E’ la proposta del consigliere regionale Francesco Emilio Borrelli. Nei giorni scorsi ha fatto scalpore la notizia della cancellazione del murale in cui era raffigurato il volto di Luigi Caiafa, il 17enne morto dopo un tentativo di rapina a Napoli.

Questa mattina si è insediata la commissione anticamorra della Regione Campania. Il consigliere Borrelli ha chiesto al neo Presidente Zinzi di mettere all'ordine del giorno una proposta per i murales della legalità. Centinaia di volti raffiguranti le vittime di camorra. Tra questi anche Matilde Sorrentino, la mamma coraggio morta a Torre Annunziata nel 2004.

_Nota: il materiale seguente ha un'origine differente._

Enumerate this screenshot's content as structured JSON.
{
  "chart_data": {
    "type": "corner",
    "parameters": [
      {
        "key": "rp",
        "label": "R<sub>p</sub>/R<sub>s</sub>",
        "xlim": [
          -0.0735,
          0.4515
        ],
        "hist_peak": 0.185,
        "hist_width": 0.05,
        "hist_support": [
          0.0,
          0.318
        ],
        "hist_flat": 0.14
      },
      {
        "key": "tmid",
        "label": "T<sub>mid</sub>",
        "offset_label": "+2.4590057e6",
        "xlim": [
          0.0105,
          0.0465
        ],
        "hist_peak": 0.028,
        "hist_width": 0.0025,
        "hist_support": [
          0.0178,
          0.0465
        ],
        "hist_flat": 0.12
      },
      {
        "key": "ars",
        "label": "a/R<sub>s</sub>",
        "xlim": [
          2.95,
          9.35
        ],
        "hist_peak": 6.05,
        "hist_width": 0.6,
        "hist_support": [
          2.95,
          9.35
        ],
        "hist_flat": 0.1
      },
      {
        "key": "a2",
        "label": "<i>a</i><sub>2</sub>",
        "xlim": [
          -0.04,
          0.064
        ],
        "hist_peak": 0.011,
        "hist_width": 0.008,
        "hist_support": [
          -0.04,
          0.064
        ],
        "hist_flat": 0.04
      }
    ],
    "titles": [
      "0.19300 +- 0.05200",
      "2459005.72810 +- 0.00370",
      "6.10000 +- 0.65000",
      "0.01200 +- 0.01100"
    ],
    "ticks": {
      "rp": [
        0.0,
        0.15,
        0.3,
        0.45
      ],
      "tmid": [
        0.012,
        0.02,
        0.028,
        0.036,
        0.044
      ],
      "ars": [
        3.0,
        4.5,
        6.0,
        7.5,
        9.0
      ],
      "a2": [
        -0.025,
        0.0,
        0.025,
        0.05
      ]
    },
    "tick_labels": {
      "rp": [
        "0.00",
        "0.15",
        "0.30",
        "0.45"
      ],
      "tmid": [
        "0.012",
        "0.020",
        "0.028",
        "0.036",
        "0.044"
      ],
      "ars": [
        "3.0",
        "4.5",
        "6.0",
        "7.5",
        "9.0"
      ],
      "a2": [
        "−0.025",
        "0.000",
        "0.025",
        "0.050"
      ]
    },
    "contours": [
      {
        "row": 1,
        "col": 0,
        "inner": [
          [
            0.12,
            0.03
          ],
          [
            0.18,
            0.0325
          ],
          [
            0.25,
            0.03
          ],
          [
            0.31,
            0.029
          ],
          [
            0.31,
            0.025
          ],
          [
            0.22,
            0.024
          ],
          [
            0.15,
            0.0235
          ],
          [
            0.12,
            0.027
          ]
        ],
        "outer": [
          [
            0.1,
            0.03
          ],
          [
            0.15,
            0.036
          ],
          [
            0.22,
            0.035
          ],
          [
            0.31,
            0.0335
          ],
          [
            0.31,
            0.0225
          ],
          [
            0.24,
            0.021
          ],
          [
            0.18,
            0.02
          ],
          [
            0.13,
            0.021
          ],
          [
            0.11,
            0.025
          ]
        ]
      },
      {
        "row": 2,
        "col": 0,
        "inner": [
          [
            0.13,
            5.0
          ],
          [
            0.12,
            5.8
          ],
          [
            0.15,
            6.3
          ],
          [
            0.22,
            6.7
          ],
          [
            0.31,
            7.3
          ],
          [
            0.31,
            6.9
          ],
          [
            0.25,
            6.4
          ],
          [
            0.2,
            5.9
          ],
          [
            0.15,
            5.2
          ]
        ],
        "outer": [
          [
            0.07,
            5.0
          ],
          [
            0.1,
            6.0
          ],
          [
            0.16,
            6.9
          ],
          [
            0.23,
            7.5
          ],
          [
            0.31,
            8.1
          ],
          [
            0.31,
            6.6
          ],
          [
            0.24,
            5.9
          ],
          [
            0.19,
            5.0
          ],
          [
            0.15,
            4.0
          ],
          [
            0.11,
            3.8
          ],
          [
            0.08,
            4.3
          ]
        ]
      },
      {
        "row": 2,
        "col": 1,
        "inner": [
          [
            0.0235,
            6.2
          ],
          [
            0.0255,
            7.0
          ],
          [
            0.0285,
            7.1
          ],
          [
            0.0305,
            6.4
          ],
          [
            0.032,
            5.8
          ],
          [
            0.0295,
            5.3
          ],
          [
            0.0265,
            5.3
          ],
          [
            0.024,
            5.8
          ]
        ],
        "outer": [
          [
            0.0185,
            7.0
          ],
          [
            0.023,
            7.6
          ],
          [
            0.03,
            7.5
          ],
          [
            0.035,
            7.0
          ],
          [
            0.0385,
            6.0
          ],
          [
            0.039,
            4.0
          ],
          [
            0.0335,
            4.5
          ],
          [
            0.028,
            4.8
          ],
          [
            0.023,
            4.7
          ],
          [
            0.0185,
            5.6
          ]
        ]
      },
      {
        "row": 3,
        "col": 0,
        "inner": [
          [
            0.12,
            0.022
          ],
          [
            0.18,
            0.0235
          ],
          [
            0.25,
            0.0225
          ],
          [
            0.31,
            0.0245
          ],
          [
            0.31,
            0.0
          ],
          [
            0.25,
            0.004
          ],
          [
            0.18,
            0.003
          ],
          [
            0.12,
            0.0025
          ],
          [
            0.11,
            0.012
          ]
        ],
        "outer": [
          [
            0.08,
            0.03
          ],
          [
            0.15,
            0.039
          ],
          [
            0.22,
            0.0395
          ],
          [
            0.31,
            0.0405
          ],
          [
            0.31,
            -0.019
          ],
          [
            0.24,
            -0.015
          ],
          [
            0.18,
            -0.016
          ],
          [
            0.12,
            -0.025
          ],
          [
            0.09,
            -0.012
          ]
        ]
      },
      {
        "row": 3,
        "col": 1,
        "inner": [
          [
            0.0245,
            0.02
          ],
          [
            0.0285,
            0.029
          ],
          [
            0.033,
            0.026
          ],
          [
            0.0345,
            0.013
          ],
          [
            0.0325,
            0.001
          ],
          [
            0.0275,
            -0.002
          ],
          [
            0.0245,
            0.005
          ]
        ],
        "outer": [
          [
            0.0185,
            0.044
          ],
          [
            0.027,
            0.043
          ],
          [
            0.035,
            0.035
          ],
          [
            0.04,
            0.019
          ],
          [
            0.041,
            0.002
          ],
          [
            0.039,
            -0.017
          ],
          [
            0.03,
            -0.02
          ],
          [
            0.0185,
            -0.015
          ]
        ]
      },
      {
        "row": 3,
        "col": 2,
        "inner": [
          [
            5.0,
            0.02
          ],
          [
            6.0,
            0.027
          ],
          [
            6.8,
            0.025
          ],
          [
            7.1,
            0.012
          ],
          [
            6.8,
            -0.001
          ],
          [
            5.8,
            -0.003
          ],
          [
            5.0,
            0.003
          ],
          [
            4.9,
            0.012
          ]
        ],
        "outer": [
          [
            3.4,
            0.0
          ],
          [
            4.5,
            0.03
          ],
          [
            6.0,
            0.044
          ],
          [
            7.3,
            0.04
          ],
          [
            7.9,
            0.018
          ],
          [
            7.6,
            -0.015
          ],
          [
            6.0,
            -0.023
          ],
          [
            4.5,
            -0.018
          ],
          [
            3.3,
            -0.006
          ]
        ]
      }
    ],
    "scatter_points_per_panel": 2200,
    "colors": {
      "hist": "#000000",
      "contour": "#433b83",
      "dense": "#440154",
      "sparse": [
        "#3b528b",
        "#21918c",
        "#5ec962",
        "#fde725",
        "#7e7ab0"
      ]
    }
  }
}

 “Le istituzioni devono rispondere in maniera vigorosa, decisa ed intelligente alla preoccupante e crescente mentalità che tollera, difende ed idolatra criminali e camorristi – ha spiegato Borrelli -. Solo sul territorio napoletano sono almeno 100 i murale e 500 le cappelle votive realizzati per omaggiare e celebrare criminali, rapinatori delinquenti e camorristi. È la conseguenza della cultura camorristica che si sta divulgando in maniera impressionante e cha va, quindi, combattuta anche con la cultura della legalità che deve provenire soprattutto dalle istituzioni. Per questo abbiamo proposto di realizzare un progetto, dei percorsi di street-art sul tutto il territorio in cui dovranno essere realizzati murale dedicati alla memoria di tutte le centinaia di vittime della camorra. Sono quelli i volti che non dovremmo mai dimenticarci, sono quelle le persone che vanno ricordate e omaggiate”.